Au temps de l’Alliance avec Moïse, dans le désert au mont Sinaï, et de la remise des tables de la Loi juive, le Temple était une simple tente, la « Tente de la Rencontre » (Livre de l'Exode 27,21). Le peuple hébreu la transportait avec lui : c’était le signe de son Dieu « avec lui dans son épreuve » et  qui « veut le libérer » (Psaume 90,51) au bout de cette longue marche. Depuis ces jours, ce peuple est invité à mettre en pratique la Loi : elle est l’instrument que son Dieu lui donne pour qu’il apprenne à s’humaniser.

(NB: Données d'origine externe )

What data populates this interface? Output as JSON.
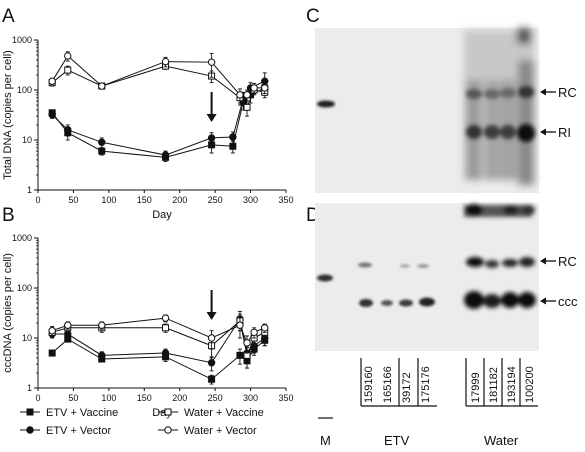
{
  "panels": {
    "A": "A",
    "B": "B",
    "C": "C",
    "D": "D"
  },
  "chart_data": [
    {
      "panel": "A",
      "type": "line",
      "xlabel": "Day",
      "ylabel": "Total DNA (copies per cell)",
      "xlim": [
        0,
        350
      ],
      "ylim": [
        1,
        1000
      ],
      "yscale": "log",
      "xticks": [
        0,
        50,
        100,
        150,
        200,
        250,
        300,
        350
      ],
      "yticks": [
        1,
        10,
        100,
        1000
      ],
      "arrow_day": 245,
      "series": [
        {
          "name": "ETV + Vaccine",
          "marker": "filled-square",
          "x": [
            20,
            42,
            90,
            180,
            245,
            275,
            290,
            300,
            320
          ],
          "y": [
            35,
            14,
            6,
            4.5,
            8,
            7.5,
            60,
            80,
            110
          ],
          "err": [
            5,
            4,
            1,
            0.8,
            2.5,
            2,
            20,
            25,
            30
          ]
        },
        {
          "name": "ETV + Vector",
          "marker": "filled-circle",
          "x": [
            20,
            42,
            90,
            180,
            245,
            275,
            290,
            300,
            320
          ],
          "y": [
            32,
            16,
            9,
            5,
            11,
            11.5,
            70,
            110,
            150
          ],
          "err": [
            5,
            4,
            2,
            1,
            3,
            3,
            20,
            30,
            70
          ]
        },
        {
          "name": "Water + Vaccine",
          "marker": "open-square",
          "x": [
            20,
            42,
            90,
            180,
            245,
            285,
            295,
            305,
            320
          ],
          "y": [
            140,
            250,
            120,
            300,
            190,
            70,
            45,
            100,
            90
          ],
          "err": [
            20,
            50,
            10,
            40,
            50,
            20,
            15,
            20,
            20
          ]
        },
        {
          "name": "Water + Vector",
          "marker": "open-circle",
          "x": [
            20,
            42,
            90,
            180,
            245,
            285,
            295,
            305,
            320
          ],
          "y": [
            150,
            480,
            120,
            370,
            360,
            80,
            80,
            110,
            110
          ],
          "err": [
            20,
            100,
            10,
            80,
            180,
            25,
            20,
            25,
            25
          ]
        }
      ]
    },
    {
      "panel": "B",
      "type": "line",
      "xlabel": "Day",
      "ylabel": "cccDNA (copies per cell)",
      "xlim": [
        0,
        350
      ],
      "ylim": [
        1,
        1000
      ],
      "yscale": "log",
      "xticks": [
        0,
        50,
        100,
        150,
        200,
        250,
        300,
        350
      ],
      "yticks": [
        1,
        10,
        100,
        1000
      ],
      "arrow_day": 245,
      "series": [
        {
          "name": "ETV + Vaccine",
          "marker": "filled-square",
          "x": [
            20,
            42,
            90,
            180,
            245,
            285,
            295,
            305,
            320
          ],
          "y": [
            5,
            9.5,
            3.8,
            4.2,
            1.5,
            4.5,
            3.5,
            6,
            9
          ],
          "err": [
            0.6,
            1.2,
            0.5,
            0.8,
            0.3,
            1.5,
            1,
            1.5,
            2
          ]
        },
        {
          "name": "ETV + Vector",
          "marker": "filled-circle",
          "x": [
            20,
            42,
            90,
            180,
            245,
            285,
            295,
            305,
            320
          ],
          "y": [
            12,
            12,
            4.5,
            5,
            3.2,
            24,
            5,
            7,
            10
          ],
          "err": [
            2,
            2,
            0.8,
            1,
            1,
            10,
            1.5,
            2,
            3
          ]
        },
        {
          "name": "Water + Vaccine",
          "marker": "open-square",
          "x": [
            20,
            42,
            90,
            180,
            245,
            285,
            295,
            305,
            320
          ],
          "y": [
            13,
            16,
            16,
            16,
            7,
            22,
            4.5,
            10,
            13
          ],
          "err": [
            3,
            3,
            3,
            3,
            3,
            8,
            2,
            3,
            3
          ]
        },
        {
          "name": "Water + Vector",
          "marker": "open-circle",
          "x": [
            20,
            42,
            90,
            180,
            245,
            285,
            295,
            305,
            320
          ],
          "y": [
            14,
            18,
            18,
            25,
            10,
            18,
            8,
            13,
            16
          ],
          "err": [
            3,
            3,
            3,
            4,
            4,
            8,
            3,
            3,
            3
          ]
        }
      ]
    }
  ],
  "legend": [
    {
      "label": "ETV + Vaccine",
      "marker": "filled-square"
    },
    {
      "label": "Water + Vaccine",
      "marker": "open-square"
    },
    {
      "label": "ETV + Vector",
      "marker": "filled-circle"
    },
    {
      "label": "Water + Vector",
      "marker": "open-circle"
    }
  ],
  "blots": {
    "C": {
      "labels": [
        "RC",
        "RI"
      ]
    },
    "D": {
      "labels": [
        "RC",
        "ccc"
      ]
    },
    "marker_lane": "M",
    "lanes": [
      "159160",
      "165166",
      "39172",
      "175176",
      "17999",
      "181182",
      "193194",
      "100200"
    ],
    "groups": [
      "ETV",
      "Water"
    ]
  }
}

Une fois installé en Palestine, c’est dans le Temple de Jérusalem seulement que le peuple Hébreu peut offrir des sacrifices, faire des offrandes, proclamer des jeûnes collectifs de pénitence… Mais cela n’a de sens que si c’est fait avec un cœur droit et sincère. Or les prophètes, comme Isaïe, dénoncent la perversité du peuple qui vient célébrer dans le Temple et jeûner : « Ils veulent connaître mes chemins.., comme une nation qui pratiquerait la justice et n’abandonnerait pas le droit de son Dieu… Ils voudraient que Dieu soit proche d’eux : « Quand nous faisons pénitence, pourquoi ne le sais-tu pas ? », disent-ils. Oui, mais le jour où vous jeûnez, vous traitez durement ceux qui peinent pour vous. Votre jeûne se passe en disputes et querelles, en coups de poing sauvages… Le jeûne qui me plaît, n’est-ce pas ceci : faire tomber les chaînes injustes, partager ton pain avec celui qui a faim, accueillir chez toi les pauvres sans abri… » (Isaïe 58,2…7). C’est la fraternité et la justice entre les hommes qui tient au cœur de Dieu.

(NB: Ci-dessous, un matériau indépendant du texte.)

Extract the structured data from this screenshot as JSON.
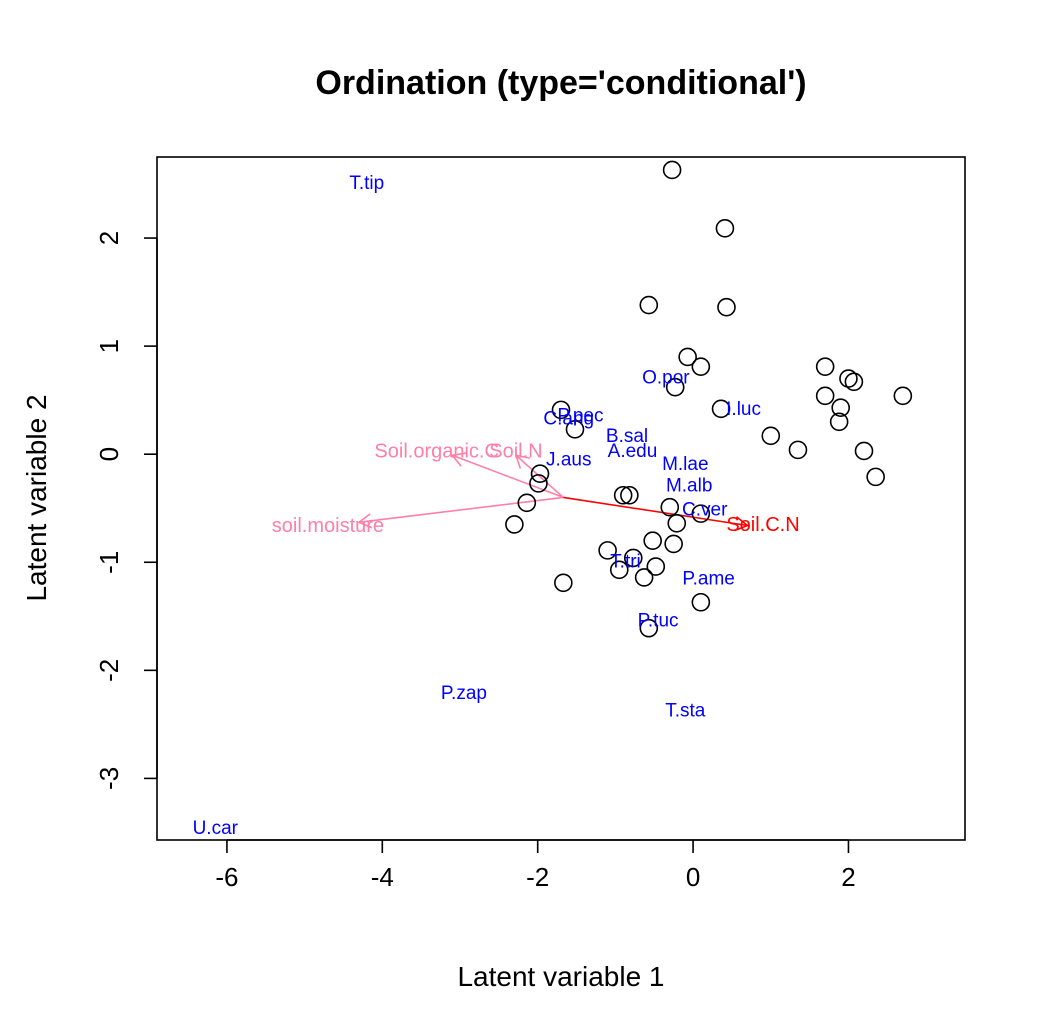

Aussi Jésus, communiant à ce désir de son Père, reprend cela avec cette invitation avec insistance : « Lorsque tu vas présenter ton offrande à l’autel (dans le Temple), si, là, tu te souviens que ton frère a quelque chose contre toi, laisse ton offrande, là, devant l’autel, va d’abord te réconcilier avec ton frère, et ensuite viens présenter ton offrande.» (Mathieu 5,23-24). Pour lui, le travail de réconciliation est essentiel. À lui est liée toute relation avec Dieu et toute relation entre les hommes.

Jésus nous renvoie au « cœur de l’homme » perverti : « C’est du cœur de l’homme que proviennent les pensées mauvaises : meurtres, adultères, inconduite, vols, faux témoignages, diffamations » (Mathieu 15,19). Or cette purification des cœurs n’est pas possible sans l’œuvre de Dieu. Il y faut toute la vigueur de Dieu lui-même qui a promis : « Je répandrai sur vous une eau pure, et vous serez purifiés ; de toutes vos souillures.., je vous purifierai. Je vous donnerai un cœur nouveau, je mettrai en vous un esprit nouveau. J’ôterai de votre chair le cœur de pierre, je vous donnerai un cœur de chair. » (Prophète Ézéchiel 36,25-26)

L’apôtre Paul constate après la résurrection : « Dieu a jugé bon… que tout, par le Christ, lui soit enfin réconcilié, faisant la paix par le sang de sa Croix, la paix pour tous les êtres » (Lettre aux Colossiens 1,19-20)

Ainsi, l’évangéliste Jean nous présente, ici, l’homme Jésus comme le nouveau Temple de la Rencontre, Temple détruis par sa mort et rebâti en trois jours par sa résurrection. Après la résurrection, les « disciples croiront à l’Écriture et à la Parole que Jésus avait dite ». Paul affirme de son côté : « Il n’y a qu’un seul médiateur entre Dieu et les hommes : un homme, le Christ Jésus » (1° lettre à Timothée 2,2).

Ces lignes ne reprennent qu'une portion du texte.